Obviously there’s nothing wrong with someone’s deciding not to fund programming that he or she finds offensive. But because Stavis and Shillman were underwriters, they were in a position to exercise more influence than, say, two random listeners would be. It was as if the more rancid aspects of the electoral system, in which campaign contributors are treated with greater seriousness than mere voters, had suddenly been transposed to public radio. I would have liked to explore the issues of funding and accountability further with both men. Unfortunately, Stavis declined to comment, and I didn’t succeed in reaching Shillman. Christo says that though they had every right to pull their funding, "I really can’t say that I see an anti-Israeli bias." (To my ears, public radio romanticizes the Palestinian cause somewhat more than it should, although the BBC — which WBUR also carries at intervals throughout the day — is a worse offender than the decidedly mainstream NPR.)

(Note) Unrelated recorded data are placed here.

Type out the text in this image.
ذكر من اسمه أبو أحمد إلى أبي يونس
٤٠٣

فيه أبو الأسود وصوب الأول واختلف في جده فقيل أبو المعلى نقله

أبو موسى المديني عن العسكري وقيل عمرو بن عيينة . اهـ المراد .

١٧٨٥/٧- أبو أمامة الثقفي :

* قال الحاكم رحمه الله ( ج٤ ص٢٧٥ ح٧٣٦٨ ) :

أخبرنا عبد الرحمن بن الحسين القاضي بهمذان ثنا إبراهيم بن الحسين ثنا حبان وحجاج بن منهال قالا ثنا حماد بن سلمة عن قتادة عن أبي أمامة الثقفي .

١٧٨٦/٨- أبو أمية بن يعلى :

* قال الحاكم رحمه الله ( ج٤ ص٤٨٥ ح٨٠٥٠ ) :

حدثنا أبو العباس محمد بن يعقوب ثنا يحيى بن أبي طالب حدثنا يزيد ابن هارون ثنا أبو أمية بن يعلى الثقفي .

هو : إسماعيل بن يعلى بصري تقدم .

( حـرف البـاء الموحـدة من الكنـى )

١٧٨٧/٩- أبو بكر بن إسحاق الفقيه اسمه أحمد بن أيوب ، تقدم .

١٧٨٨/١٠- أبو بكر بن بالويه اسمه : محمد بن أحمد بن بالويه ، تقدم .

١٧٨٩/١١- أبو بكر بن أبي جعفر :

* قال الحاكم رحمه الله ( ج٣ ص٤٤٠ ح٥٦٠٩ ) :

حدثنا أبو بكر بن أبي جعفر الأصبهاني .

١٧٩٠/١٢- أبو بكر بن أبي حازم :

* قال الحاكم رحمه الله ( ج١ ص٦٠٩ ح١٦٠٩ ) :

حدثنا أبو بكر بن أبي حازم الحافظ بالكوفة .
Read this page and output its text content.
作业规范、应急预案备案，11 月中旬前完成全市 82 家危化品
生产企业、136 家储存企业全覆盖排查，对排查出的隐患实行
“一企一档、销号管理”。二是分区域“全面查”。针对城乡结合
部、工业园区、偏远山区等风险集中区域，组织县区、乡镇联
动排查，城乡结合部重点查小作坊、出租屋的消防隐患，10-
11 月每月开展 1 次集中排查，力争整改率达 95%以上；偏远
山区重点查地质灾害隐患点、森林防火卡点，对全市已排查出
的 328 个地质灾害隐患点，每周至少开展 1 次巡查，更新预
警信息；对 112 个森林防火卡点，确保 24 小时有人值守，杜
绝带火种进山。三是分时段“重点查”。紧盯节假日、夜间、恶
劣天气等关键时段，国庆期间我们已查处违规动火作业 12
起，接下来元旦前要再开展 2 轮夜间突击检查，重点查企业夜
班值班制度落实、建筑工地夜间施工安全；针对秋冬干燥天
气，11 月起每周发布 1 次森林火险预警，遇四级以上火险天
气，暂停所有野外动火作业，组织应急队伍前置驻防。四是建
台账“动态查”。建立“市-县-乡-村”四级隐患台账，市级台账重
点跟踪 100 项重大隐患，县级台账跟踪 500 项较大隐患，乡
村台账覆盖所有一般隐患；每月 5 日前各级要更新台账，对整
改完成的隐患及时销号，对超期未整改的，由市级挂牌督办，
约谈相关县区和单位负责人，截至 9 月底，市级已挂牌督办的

Public radio today rests on three financial foundations: listener donations, which at most stations account for about 50 percent of income; corporate underwriting, which usually comes to about 35 percent; and the remaining 15 percent, which comes from grants, foundation money, direct government support, and the like. It’s not perfect, but it works, perhaps because it has grown organically rather than being imposed from above.
Increase the amount of government funding, as Jerry Starr proposes, and you’ve got what Columbia University journalism professor Samuel Freedman, who’s written about public radio for the New York Times, calls "a devil’s bargain, a Faustian bargain. You can’t have the money and not be vulnerable to the intrusion, the efforts to try to affect programming. You don’t have to support the would-be censors, which I certainly do not, to understand that you risk the meddling of government when you take its money."
As for underwriting, it presents dangers, but as long as listener contributions remain equally — or more — important, then no station manager would risk alienating listeners in order to raise more corporate money.
Not to drape all this in too much grandiosity, but perhaps it can be likened to what Winston Churchill said about democracy. In other words, the current system of funding public radio may be the worst imaginable.
Until, that is, you start trying to come up with another.